Film Aus Sissi wird Elisabeth, die Feministin

Vicky Krieps als rauchende Sissi mit 40 Jahren in „Corsage“.
Vicky Krieps als rauchende Sissi mit 40 Jahren in »Corsage«.

Romy Schneider als Sissi, die spätere Kaiserin Elisabeth von Österreich-Ungarn, kennen alle. Nun gibt es eine neue Sissi. Sie ist 40 , immer noch abenteuerlustig, aber auch anders.

Zuerst einmal sollte man nicht vergessen, dass Sissi (1837-1989) pfälzisches Blut hat, war sie doch eine Prinzessin aus der herzoglichen Nebenlinie Pfalz-Zweibrücken-Birkenfeld-Gelnhausen der Wittelsbacher (ihr Großvater Maximilian I. war Herzog von Pfalz-Zweibrücken). Als sie 1854 ihren Cousin Franz Joseph I. heiratete, wurde sie 1854 Kaiserin von Österreich. Sie junge Sissi war fröhlich, ungestüm und abenteuerlich in den drei Sissi-Heimatfilmen (1955-1957) von Ernst Marischka. Regisseurin Marie Kreutzer (45) ändert daran nichts, sie nimmt sich die ältere Sissi vor, gespielt von der Luxemburgerin Vicky Krieps (38), die international ein Arthaus-Star ist und der Ikone ein strengeres Aussehen verleiht, aber auch schön lachen kann.

Der Film heißt „Corsage“, weil Sissi in ein enges Korsett geschnürt wird, auch in ein gesellschaftliches. An ihrem 40. Geburtstag singt der Hofstaat nicht nur: „Hoch soll sie leben“, sondern auch „Schön soll sie bleiben“. Damit ist ihre Rolle als repräsentatives Modepüppchen (neben der Mutterrolle) klar definiert. Doch Sissi hat immer mehr die Nase voll vom Leben am Hof. Das sieht ähnlich aus wie das von Lady Diana in „Spencer“ (2021), auch optisch.

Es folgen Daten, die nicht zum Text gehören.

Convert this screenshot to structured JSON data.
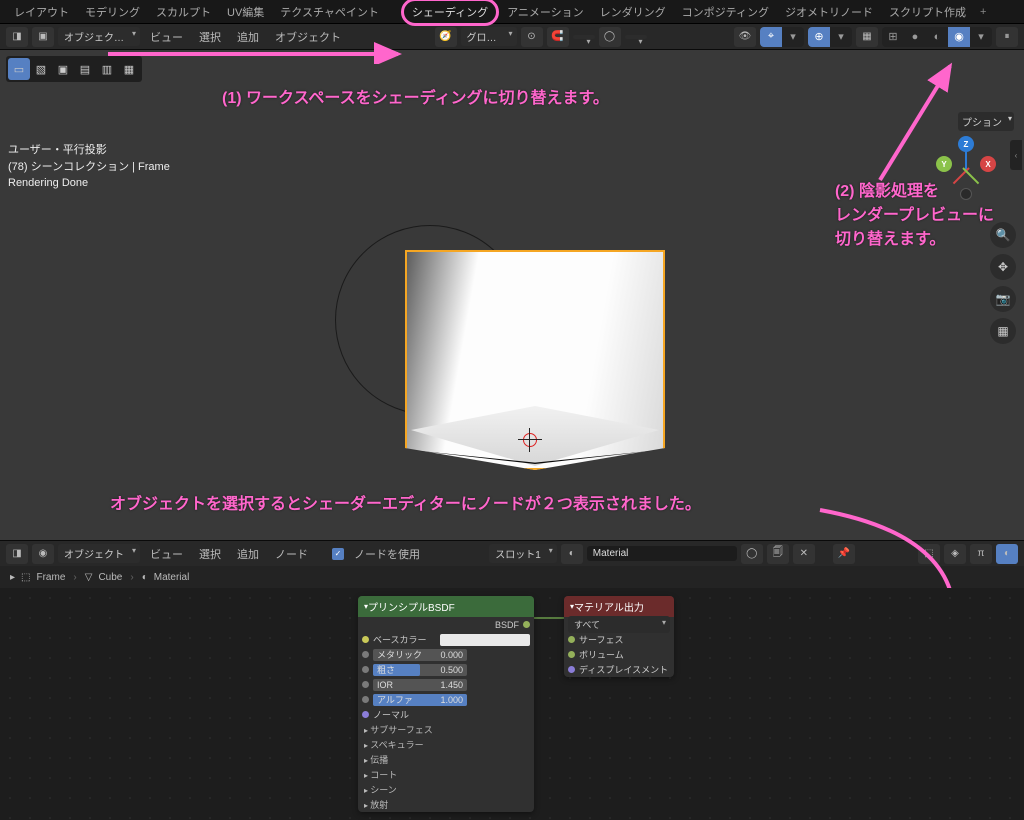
{
  "topTabs": [
    "レイアウト",
    "モデリング",
    "スカルプト",
    "UV編集",
    "テクスチャペイント",
    "シェーディング",
    "アニメーション",
    "レンダリング",
    "コンポジティング",
    "ジオメトリノード",
    "スクリプト作成"
  ],
  "hdr2": {
    "mode": "オブジェク…",
    "view": "ビュー",
    "select": "選択",
    "add": "追加",
    "object": "オブジェクト",
    "orient": "グロ…",
    "options": "プション"
  },
  "vinfo": {
    "l1": "ユーザー・平行投影",
    "l2": "(78) シーンコレクション | Frame",
    "l3": "Rendering Done"
  },
  "anno": {
    "a1": "(1) ワークスペースをシェーディングに切り替えます。",
    "a2a": "(2) 陰影処理を",
    "a2b": "レンダープレビューに",
    "a2c": "切り替えます。",
    "a3": "オブジェクトを選択するとシェーダーエディターにノードが２つ表示されました。"
  },
  "shaderHdr": {
    "mode": "オブジェクト",
    "view": "ビュー",
    "select": "選択",
    "add": "追加",
    "node": "ノード",
    "useNodes": "ノードを使用",
    "slot": "スロット1",
    "mat": "Material"
  },
  "breadcrumb": [
    "Frame",
    "Cube",
    "Material"
  ],
  "node1": {
    "title": "プリンシプルBSDF",
    "out": "BSDF",
    "rows": [
      {
        "label": "ベースカラー",
        "type": "color"
      },
      {
        "label": "メタリック",
        "val": "0.000",
        "fill": 0
      },
      {
        "label": "粗さ",
        "val": "0.500",
        "fill": 50
      },
      {
        "label": "IOR",
        "val": "1.450",
        "fill": 0
      },
      {
        "label": "アルファ",
        "val": "1.000",
        "fill": 100
      }
    ],
    "expand": [
      "ノーマル",
      "サブサーフェス",
      "スペキュラー",
      "伝播",
      "コート",
      "シーン",
      "放射"
    ]
  },
  "node2": {
    "title": "マテリアル出力",
    "dd": "すべて",
    "ins": [
      "サーフェス",
      "ボリューム",
      "ディスプレイスメント"
    ]
  },
  "gizmo": {
    "x": "X",
    "y": "Y",
    "z": "Z"
  }
}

Reiten statt repräsentieren

Sissi ist nie allein, fast immer begleitet sie ihre Dienerin, die ihretwegen sogar einen Heiratsantrag ablehnt. Statt dem Protokoll zu folgen, sucht Sissi bei einem Englandbesuch bei der Familie lieber die Ställe auf, um auszureiten. Man dichtet ihr eine Liaison mit dem Rittmeister an, dabei will sie nur wegreiten von ihren Verpflichtungen. Sie schwimmt nackt im See, sie raucht wie ein Schlot, aber sie hält sich auch fit: In der Badewanne versucht sie so lange es geht, mit dem Kopf unter Wasser zu bleiben – was Jungs heute noch gerne tun. Und sie hüpft lustig fluchend herum, als der frühere britische Filmemacher William Friese-Green sie filmt. Das ist wohl erfunden, passt aber gut ins Bild.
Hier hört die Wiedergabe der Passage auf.